The plaintiffs, which include Christian organizations and several states, claimed the regulation infringes upon their religious liberty as it does not include a religious exemption from providing healthcare required by transgender people, which the plaintiffs claimed violate their religious beliefs. Yet, according to new standards of care and the American Psychiatric Association’s new 2012 diagnosis of gender dysphoria, providing gender-affirming surgeries, hormone treatments, and counseling is increasingly understood to be valid and necessary medical care.
Catholic plaintiffs who are part of the several lawsuits against the HHS regulation have included the Catholic Benefits Association (CBA), the Diocese of Fargo, Catholic Charities North Dakota, the University of St. Mary, the Sisters of Mercy in North Dakota, and SMP Healthcare.
As I noted earlier this week, Catholic healthcare leaders’ opposition to non-discrimination protections are entirely out of step with Catholic teaching. Healthcare in church teaching is not only a good, it is a human right. Pope John XXIII’s 1963 encyclical Pacem in Terris was groundbreaking in human rights advocacy for his affirmation of this truth.

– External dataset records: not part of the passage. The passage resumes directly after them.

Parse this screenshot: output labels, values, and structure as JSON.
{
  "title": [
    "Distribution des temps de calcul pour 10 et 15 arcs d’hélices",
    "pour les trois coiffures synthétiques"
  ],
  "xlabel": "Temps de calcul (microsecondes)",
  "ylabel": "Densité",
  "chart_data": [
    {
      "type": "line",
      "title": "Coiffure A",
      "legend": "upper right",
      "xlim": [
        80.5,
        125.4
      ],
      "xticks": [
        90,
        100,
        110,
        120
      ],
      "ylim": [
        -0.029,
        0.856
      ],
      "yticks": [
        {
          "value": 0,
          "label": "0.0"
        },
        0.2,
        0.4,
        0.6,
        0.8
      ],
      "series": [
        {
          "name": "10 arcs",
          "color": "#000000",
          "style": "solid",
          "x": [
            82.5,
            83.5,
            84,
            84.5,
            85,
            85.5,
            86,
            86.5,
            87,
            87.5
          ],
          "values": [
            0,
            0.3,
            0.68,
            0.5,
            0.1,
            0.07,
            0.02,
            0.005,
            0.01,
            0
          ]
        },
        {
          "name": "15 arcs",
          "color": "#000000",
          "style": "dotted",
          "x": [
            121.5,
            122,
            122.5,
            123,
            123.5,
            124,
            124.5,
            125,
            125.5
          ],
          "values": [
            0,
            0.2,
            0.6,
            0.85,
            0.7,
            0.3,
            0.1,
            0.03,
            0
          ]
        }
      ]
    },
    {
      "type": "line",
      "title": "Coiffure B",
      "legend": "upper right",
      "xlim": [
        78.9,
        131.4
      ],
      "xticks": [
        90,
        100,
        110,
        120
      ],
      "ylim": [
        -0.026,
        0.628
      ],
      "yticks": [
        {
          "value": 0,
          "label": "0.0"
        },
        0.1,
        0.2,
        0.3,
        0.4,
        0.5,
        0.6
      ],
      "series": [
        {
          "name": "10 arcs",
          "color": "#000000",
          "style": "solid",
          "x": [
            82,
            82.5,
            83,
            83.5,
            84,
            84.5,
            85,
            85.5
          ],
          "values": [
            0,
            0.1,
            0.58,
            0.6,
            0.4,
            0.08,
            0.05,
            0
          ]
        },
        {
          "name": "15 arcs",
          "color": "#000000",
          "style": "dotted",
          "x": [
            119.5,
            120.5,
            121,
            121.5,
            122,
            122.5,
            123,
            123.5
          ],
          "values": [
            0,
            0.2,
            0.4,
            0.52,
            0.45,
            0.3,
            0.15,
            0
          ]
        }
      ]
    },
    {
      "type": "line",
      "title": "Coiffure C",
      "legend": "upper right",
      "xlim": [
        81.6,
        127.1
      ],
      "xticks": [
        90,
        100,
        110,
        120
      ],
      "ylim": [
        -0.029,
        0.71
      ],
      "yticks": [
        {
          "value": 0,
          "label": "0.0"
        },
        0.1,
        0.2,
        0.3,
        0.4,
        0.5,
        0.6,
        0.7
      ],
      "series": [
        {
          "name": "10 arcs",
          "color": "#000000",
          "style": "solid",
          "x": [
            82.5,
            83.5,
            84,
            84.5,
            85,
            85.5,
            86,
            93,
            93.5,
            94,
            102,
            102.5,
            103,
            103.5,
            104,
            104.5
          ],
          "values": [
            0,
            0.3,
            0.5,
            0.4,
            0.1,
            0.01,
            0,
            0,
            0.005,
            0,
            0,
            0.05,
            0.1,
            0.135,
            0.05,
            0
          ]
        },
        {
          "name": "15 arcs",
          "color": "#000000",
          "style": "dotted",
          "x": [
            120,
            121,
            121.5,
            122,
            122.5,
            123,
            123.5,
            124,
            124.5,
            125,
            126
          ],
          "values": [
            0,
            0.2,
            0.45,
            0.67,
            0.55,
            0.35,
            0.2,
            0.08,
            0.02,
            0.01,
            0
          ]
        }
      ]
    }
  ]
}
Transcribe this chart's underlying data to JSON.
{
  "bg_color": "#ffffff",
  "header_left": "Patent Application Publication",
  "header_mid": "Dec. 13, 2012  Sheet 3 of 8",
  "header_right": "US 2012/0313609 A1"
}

St. Vincent’s Hospital in New York City strongly affirmed this truth when it implemented a non-discrimination policy to protect lesbian and gay people in 1973, becoming the first Catholic institution to do so. Such protections are good, but they are meaningless if, as with St. Joseph’s Regional Medical Center, they are merely words. Catholic healthcare systems should stop fighting legal protections and instead proactively implement policies by which they will abide that live out the first rule of medicine: do no harm.